Heute werden in Dresden die Preisträger des Architekturpreises 2010 Passivhaus ausgezeichnet. Der internationale Wettbewerb des Passivhaus Instituts steht dieses Jahr unter Schirmherrschaft von Bundesbauminister Peter Ramsauer. Der Wettbewerb zeichnet Gebäude unterschiedlichster Funktion aus, die architektonische Qualität mit hoher Energieeffizienz verbinden. Der Preis wird zum ersten Mal verliehen. Jan Mücke, Parlamentarischer Staatssekretär beim Bundesbauminister, überreichte die vom BMVBS gestifteten Sonderpreise.

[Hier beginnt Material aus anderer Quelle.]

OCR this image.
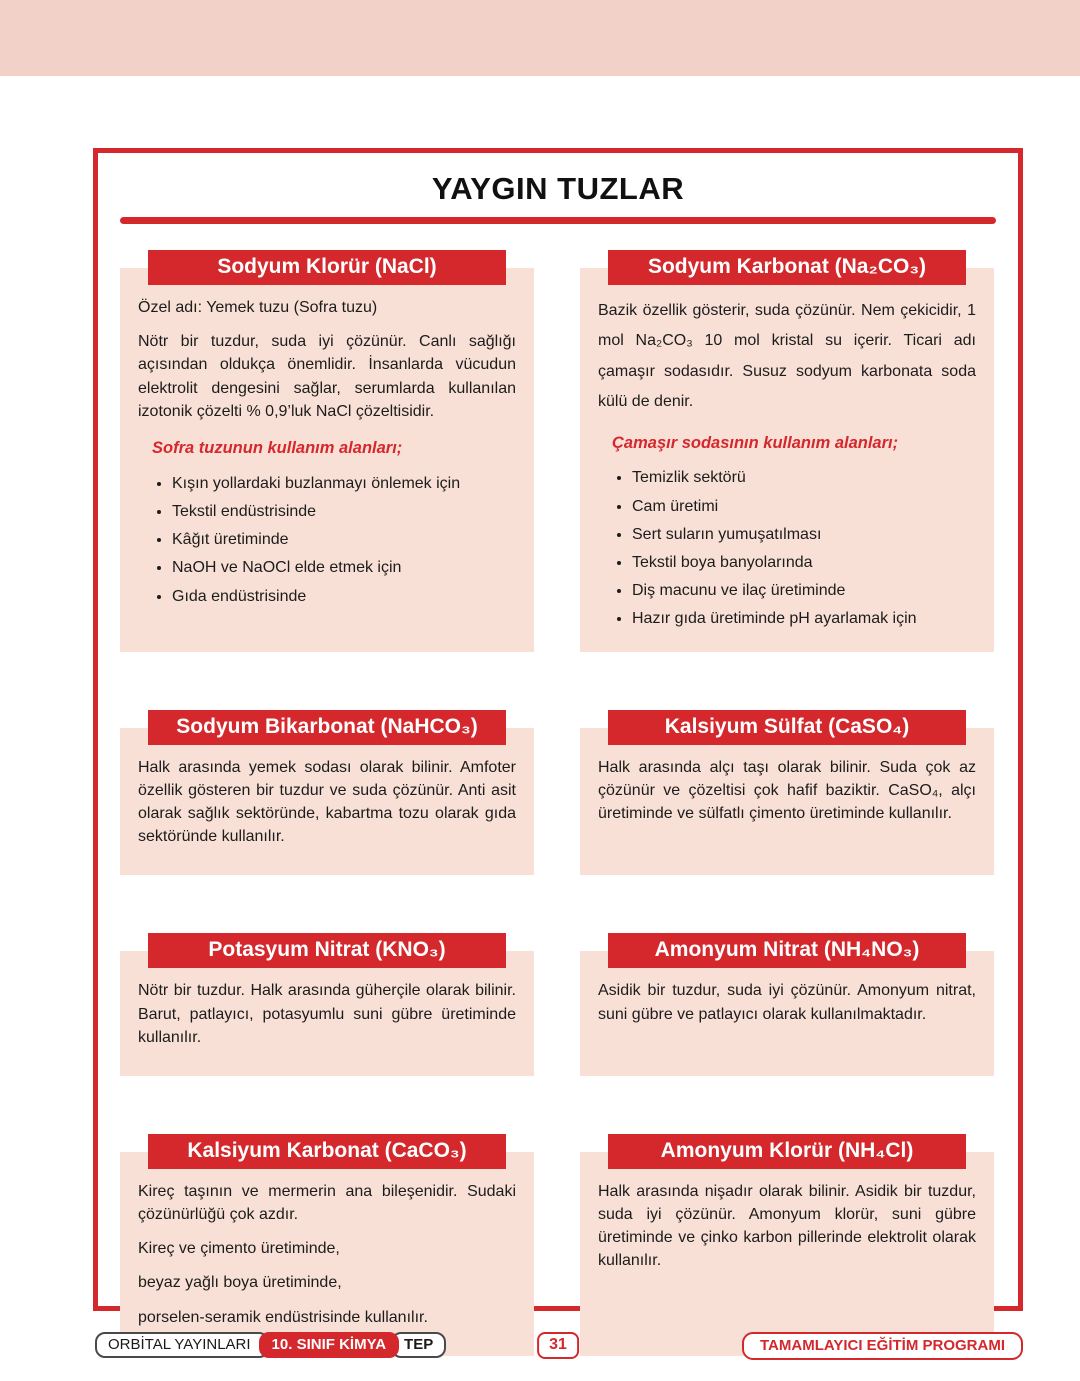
YAYGIN TUZLAR
Sodyum Klorür (NaCl)

Özel adı: Yemek tuzu (Sofra tuzu)

Nötr bir tuzdur, suda iyi çözünür. Canlı sağlığı açısından oldukça önemlidir. İnsanlarda vücudun elektrolit dengesini sağlar, serumlarda kullanılan izotonik çözelti % 0,9’luk NaCl çözeltisidir.

Sofra tuzunun kullanım alanları;

• Kışın yollardaki buzlanmayı önlemek için
• Tekstil endüstrisinde
• Kâğıt üretiminde
• NaOH ve NaOCl elde etmek için
• Gıda endüstrisinde
Sodyum Karbonat (Na₂CO₃)

Bazik özellik gösterir, suda çözünür. Nem çekicidir, 1 mol Na₂CO₃ 10 mol kristal su içerir. Ticari adı çamaşır sodasıdır. Susuz sodyum karbonata soda külü de denir.

Çamaşır sodasının kullanım alanları;

• Temizlik sektörü
• Cam üretimi
• Sert suların yumuşatılması
• Tekstil boya banyolarında
• Diş macunu ve ilaç üretiminde
• Hazır gıda üretiminde pH ayarlamak için
Sodyum Bikarbonat (NaHCO₃)

Halk arasında yemek sodası olarak bilinir. Amfoter özellik gösteren bir tuzdur ve suda çözünür. Anti asit olarak sağlık sektöründe, kabartma tozu olarak gıda sektöründe kullanılır.

Kalsiyum Sülfat (CaSO₄)

Halk arasında alçı taşı olarak bilinir. Suda çok az çözünür ve çözeltisi çok hafif baziktir. CaSO₄, alçı üretiminde ve sülfatlı çimento üretiminde kullanılır.

Potasyum Nitrat (KNO₃)

Nötr bir tuzdur. Halk arasında güherçile olarak bilinir. Barut, patlayıcı, potasyumlu suni gübre üretiminde kullanılır.

Amonyum Nitrat (NH₄NO₃)

Asidik bir tuzdur, suda iyi çözünür. Amonyum nitrat, suni gübre ve patlayıcı olarak kullanılmaktadır.

Kalsiyum Karbonat (CaCO₃)

Kireç taşının ve mermerin ana bileşenidir. Sudaki çözünürlüğü çok azdır.

Kireç ve çimento üretiminde,

beyaz yağlı boya üretiminde,

porselen-seramik endüstrisinde kullanılır.

Amonyum Klorür (NH₄Cl)

Halk arasında nişadır olarak bilinir. Asidik bir tuzdur, suda iyi çözünür. Amonyum klorür, suni gübre üretiminde ve çinko karbon pillerinde elektrolit olarak kullanılır.

ORBİTAL YAYINLARI	10. SINIF KİMYA	TEP	31	TAMAMLAYICI EĞİTİM PROGRAMI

Mücke: "Passivhäuser weisen einen der möglichen Wege zum 'Nahe-Null-Energiehaus', das ab 2021 europäischer Standard für alle Neubauten sein wird. Der Wettbewerb trägt dazu bei, das Konzept Passivhaus noch populärer zu machen. Die prämierten Projekte zeigen, dass hochenergieeffiziente Gebäude durchaus schön und attraktiv aussehen können. Sie zeigen auch: das Passivhaus ist kein Architekturstil, sondern in vielen Gestaltungsformen realisierbar, und zwar nicht nur für Wohngebäude."

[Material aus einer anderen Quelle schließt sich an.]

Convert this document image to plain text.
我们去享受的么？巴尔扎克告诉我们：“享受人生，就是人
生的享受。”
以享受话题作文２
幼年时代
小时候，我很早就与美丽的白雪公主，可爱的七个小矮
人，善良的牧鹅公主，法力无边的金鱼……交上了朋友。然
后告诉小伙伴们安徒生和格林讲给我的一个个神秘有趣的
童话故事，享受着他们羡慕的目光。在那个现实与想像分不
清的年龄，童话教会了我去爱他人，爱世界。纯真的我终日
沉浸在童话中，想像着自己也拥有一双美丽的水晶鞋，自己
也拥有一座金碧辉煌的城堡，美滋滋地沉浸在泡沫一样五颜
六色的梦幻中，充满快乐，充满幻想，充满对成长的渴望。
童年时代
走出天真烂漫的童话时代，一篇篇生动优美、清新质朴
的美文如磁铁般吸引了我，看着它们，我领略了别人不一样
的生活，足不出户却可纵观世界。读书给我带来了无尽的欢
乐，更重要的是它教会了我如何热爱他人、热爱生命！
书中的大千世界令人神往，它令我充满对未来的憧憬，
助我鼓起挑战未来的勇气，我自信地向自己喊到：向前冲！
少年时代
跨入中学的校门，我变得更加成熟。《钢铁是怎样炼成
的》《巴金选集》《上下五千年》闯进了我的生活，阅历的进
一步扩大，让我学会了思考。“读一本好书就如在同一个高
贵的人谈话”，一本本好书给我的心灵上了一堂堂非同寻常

Sechzig Projekte wurden für den Wettbewerb eingereicht. Davon waren rund zwei Drittel Ein- und Zweifamilienhäuser, aber auch Schulen, Kindertagesstätten und Bürogebäude waren darunter. Beiträge aus Japan, China, USA, Polen, Schweiz,
Ungarn, Italien, Dänemark, Österreich und Deutschland wurden eingereicht.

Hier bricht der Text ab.